Het kan een keer meezitten in het leven.

‘In Amsterdam afgelopen weekend hanteerde ik dezelfde strategie, en dat ging ook wel goed.’

En welke kaart gaat jou de overwinning opleveren? Wat wordt de prize fighter?

‘Moeilijk te zeggen. Ik denk deze twee.’

Rob schuift met een ernstig gezicht twee kaarten in mijn richting. ‘Trial of solidarity, en deze, In Oketra’s Name.’

En wat doet, laten we zeggen, de Trial of Solidarity?
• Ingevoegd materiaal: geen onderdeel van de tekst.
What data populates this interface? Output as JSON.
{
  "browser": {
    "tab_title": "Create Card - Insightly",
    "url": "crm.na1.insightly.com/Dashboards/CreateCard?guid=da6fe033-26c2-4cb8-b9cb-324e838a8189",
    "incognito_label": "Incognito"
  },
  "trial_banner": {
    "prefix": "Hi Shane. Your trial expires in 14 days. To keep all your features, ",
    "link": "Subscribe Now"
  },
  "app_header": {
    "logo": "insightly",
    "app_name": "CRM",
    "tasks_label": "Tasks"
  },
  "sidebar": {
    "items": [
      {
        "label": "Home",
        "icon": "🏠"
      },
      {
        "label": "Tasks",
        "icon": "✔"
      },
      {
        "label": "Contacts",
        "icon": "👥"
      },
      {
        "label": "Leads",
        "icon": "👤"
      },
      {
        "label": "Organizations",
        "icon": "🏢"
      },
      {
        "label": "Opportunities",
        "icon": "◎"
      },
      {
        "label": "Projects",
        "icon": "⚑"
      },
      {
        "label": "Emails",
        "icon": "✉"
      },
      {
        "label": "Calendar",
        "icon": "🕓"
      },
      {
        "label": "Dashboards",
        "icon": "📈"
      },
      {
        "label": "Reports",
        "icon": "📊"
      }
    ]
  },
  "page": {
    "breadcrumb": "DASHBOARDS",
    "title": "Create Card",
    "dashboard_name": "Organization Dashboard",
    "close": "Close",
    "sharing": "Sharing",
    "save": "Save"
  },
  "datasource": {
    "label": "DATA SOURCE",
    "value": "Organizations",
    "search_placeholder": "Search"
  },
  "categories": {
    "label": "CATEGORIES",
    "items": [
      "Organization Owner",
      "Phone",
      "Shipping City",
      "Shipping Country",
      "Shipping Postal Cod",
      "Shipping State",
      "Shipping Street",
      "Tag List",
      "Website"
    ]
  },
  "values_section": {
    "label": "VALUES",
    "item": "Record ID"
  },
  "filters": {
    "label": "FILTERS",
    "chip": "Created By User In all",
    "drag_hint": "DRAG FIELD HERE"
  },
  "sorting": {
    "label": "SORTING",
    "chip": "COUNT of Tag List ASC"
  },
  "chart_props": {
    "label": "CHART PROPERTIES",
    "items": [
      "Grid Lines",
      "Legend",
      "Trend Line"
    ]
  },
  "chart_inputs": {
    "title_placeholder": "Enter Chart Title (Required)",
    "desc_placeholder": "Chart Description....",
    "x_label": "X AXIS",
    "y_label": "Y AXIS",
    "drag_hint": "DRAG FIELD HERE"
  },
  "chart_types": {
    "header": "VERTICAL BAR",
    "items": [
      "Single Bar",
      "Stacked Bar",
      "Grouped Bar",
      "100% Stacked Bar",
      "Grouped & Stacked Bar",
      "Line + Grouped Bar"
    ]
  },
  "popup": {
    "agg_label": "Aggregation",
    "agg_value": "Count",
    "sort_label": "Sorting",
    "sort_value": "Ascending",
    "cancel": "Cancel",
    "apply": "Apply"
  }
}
‘Als die in het spel komt, dan krijgen al mijn beestjes aan de voorkant er twee punten bij, en aan de achterkant één. En dan krijgen ze vigilance. Dan kunnen ze aanvallen en blocken tegelijk. En daarbij kunnen dus alle dode mannetjes zombies worden. Dan kan ik dus iedereen overal voor gooien, zodat ik geen damage hoef te nemen, en dan hou je op een gegeven moment natuurlijk heel veel losse zombies over, en dan speel je ineens een heel ander spel.’

O ja, uiteraard.

‘Ik ga er eigenlijk voor om met heel veel kleine mannetjes de boel te overrunnen.’

Ja, precies.

Hans komt aan tafel zitten. De wedstrijd begint. De twee spelen voor mijn neus een volslagen onbegrijpelijk spel in een idioot tempo. Af en toe wordt er goedkeurend geknikt, of een compliment uitgedeeld. Robs zombiestrategie lijkt aanvankelijk te werken, maar uiteindelijk wordt hij toch behoorlijk in de pan gehakt.

Dit gaat even wat minder, niet?

‘Ja, het kan een keer tegenzitten, natuurlijk,’ verzucht Rob. En daar heeft hij natuurlijk ook wel weer gelijk in.